Atomic clock precision could soon be used at home and work
A new development in fibre optic technology could soon bring atomic clock precision to any home or business with a fibre connection, according to researchers at The University of Western Australia and the University of Adelaide.
Assistant Professor Sascha Schediwy, from UWA's School of Physics, said the technology was no more complicated than that used in the National Broadband Network modems currently being installed in homes and businesses around Australia.
Published in the international Optics Letters journal this week, the paper's co-authors include researchers from the Australian National University, Macquarie University, the National Measurement Institute, and Australia's Academic and Research Network (AARNET).
Professor Schediwy said the researchers had discovered how to transmit timing signals generated from state-of-the-art atomic clocks, found in just a small number of top research laboratories, to potentially hundreds of end users simultaneously on existing optical fibre networks.
"The transmission system preserves the super-stability of these clocks, which only lose or gain a second after 3 billion years, a length of time comparable to the age of Earth.
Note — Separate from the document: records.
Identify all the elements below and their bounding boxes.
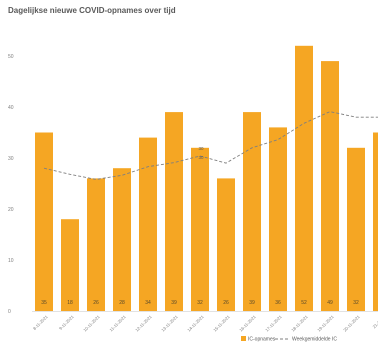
bar xyxy=(321,61,339,311)
y-tick-label: 20 xyxy=(8,207,14,213)
data-label: 26 xyxy=(93,300,99,306)
x-tick-label: 14-11-2021 xyxy=(186,314,205,333)
bar xyxy=(87,178,105,311)
bar xyxy=(113,168,131,311)
data-label: 26 xyxy=(223,300,229,306)
bar xyxy=(191,147,209,311)
x-tick-label: 17-11-2021 xyxy=(264,314,283,333)
data-label: 49 xyxy=(327,300,333,306)
x-tick-label: 18-11-2021 xyxy=(290,314,309,333)
y-tick-label: 40 xyxy=(8,105,14,111)
x-tick-label: 16-11-2021 xyxy=(238,314,257,333)
data-label: 52 xyxy=(301,300,307,306)
data-label: 35 xyxy=(41,300,47,306)
x-tick-label: 12-11-2021 xyxy=(134,314,153,333)
y-tick-label: 50 xyxy=(8,54,14,60)
data-label: 39 xyxy=(171,300,177,306)
series-line xyxy=(43,111,378,180)
annotation-label: 30 xyxy=(198,146,204,151)
bar xyxy=(269,127,287,312)
bar xyxy=(35,132,53,311)
legend-swatch-bar xyxy=(241,336,246,341)
legend-label: Weekgemiddelde IC xyxy=(292,337,337,343)
bar xyxy=(347,147,365,311)
bar xyxy=(373,132,378,311)
x-tick-label: 15-11-2021 xyxy=(212,314,231,333)
data-label: 32 xyxy=(197,300,203,306)
data-label: 28 xyxy=(119,300,125,306)
x-tick-label: 9-11-2021 xyxy=(58,314,75,331)
bar xyxy=(61,219,79,311)
x-tick-label: 13-11-2021 xyxy=(160,314,179,333)
y-tick-label: 30 xyxy=(8,156,14,162)
x-tick-label: 20-11-2021 xyxy=(342,314,361,333)
data-label: 36 xyxy=(275,300,281,306)
x-tick-label: 10-11-2021 xyxy=(82,314,101,333)
x-tick-label: 19-11-2021 xyxy=(316,314,335,333)
data-label: 34 xyxy=(145,300,151,306)
bar xyxy=(295,45,313,312)
bar xyxy=(139,137,157,311)
bar xyxy=(217,178,235,311)
chart-title: Dagelijkse nieuwe COVID-opnames over tij… xyxy=(8,6,176,15)
data-label: 39 xyxy=(249,300,255,306)
y-tick-label: 10 xyxy=(8,258,14,264)
x-tick-label: 11-11-2021 xyxy=(108,314,127,333)
data-label: 18 xyxy=(67,300,73,306)
legend-label: IC-opnames xyxy=(248,337,276,343)
data-label: 32 xyxy=(353,300,359,306)
annotation-label: 30 xyxy=(198,155,204,160)
bar xyxy=(243,112,261,311)
y-tick-label: 0 xyxy=(8,309,11,315)
x-tick-label: 8-11-2021 xyxy=(32,314,49,331)
x-tick-label: 21-11-20 xyxy=(372,314,378,330)
bar xyxy=(165,112,183,311)
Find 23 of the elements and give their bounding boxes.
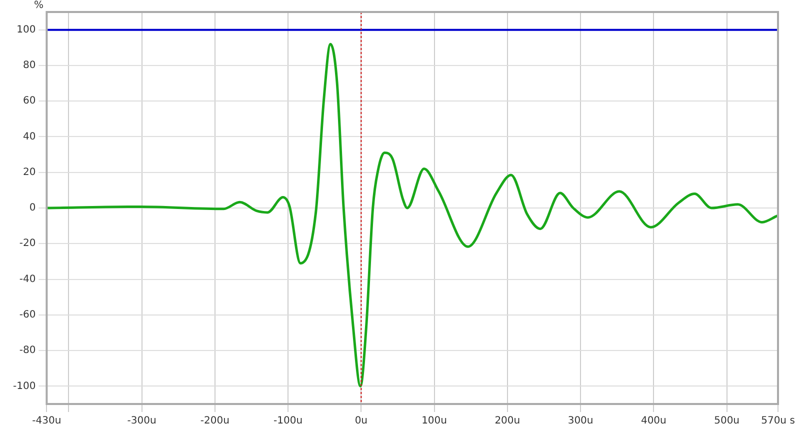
x-tick-label: 200u [494, 416, 520, 427]
y-axis-title: % [34, 0, 44, 11]
x-tick-label: -300u [127, 416, 156, 427]
y-tick-label: 0 [29, 202, 36, 214]
y-tick-label: -100 [12, 380, 36, 392]
x-tick-label: 400u [640, 416, 666, 427]
y-tick-label: 80 [22, 60, 36, 72]
x-tick-label: -100u [274, 416, 303, 427]
y-tick-label: 20 [22, 166, 36, 178]
x-tick-label: -430u [32, 416, 62, 427]
y-tick-label: 60 [22, 96, 36, 107]
x-tick-label: 570u s [761, 416, 795, 427]
y-tick-label: 40 [22, 131, 36, 142]
x-tick-label: -200u [200, 416, 230, 427]
x-tick-label: 0u [354, 416, 368, 427]
y-tick-label: -80 [19, 345, 36, 356]
y-tick-label: -40 [19, 274, 36, 285]
y-tick-label: -20 [19, 238, 36, 250]
y-tick-label: -60 [19, 310, 36, 321]
x-tick-label: 100u [422, 416, 448, 427]
x-tick-label: 500u [714, 416, 740, 427]
y-tick-label: 100 [16, 24, 36, 36]
x-tick-label: 300u [568, 416, 594, 427]
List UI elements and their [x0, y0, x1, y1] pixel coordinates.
Previous research aimed to send the clock signals to a single location, limiting their use to research applications," he said.
"However, as this new technique can be deployed alongside internet traffic, it is now possible to use existing fibre networks and make this available to the wider community."
Professor Schediwy said clocks were incredibly powerful tools for high-precision measurement, from fundamental research into Einstein's theory of general relativity to enabling cosmology with giant radio telescopes, such as the Square Kilometre Array.
They can also be used for exploration geophysics or to monitor climate change through measuring sea level rises and the thickness of ice sheets.
"In fact, time (or more accurately frequency) can be measured far more precisely than any other physical parameter," he said. "This development could eventually lead to improvements in the performance of any application that requires stable time and frequency signals, including arrays of mobile phone towers, radar stations and internet exchanges.
"Atomic clocks are used much more commonly than people realise - they are integral in global positioning systems (GPS), telephone and internet exchanges, and financial systems."
Professor Schediwy said the technology could also potentially lead to massive improvements in indoor positioning systems (IPS).
"Because GPS signals have trouble penetrating buildings, there has been a lot of research into finding an indoors equivalent which could be very useful for tracking people and equipment moving around large buildings such as factories," he said.
"Since our technique makes it much easier to supply a synchronised, ultra-stable reference frequency to any location with a fibre, it could form the basis of a very accurate and precise 'time-of-arrival' IPS implementation."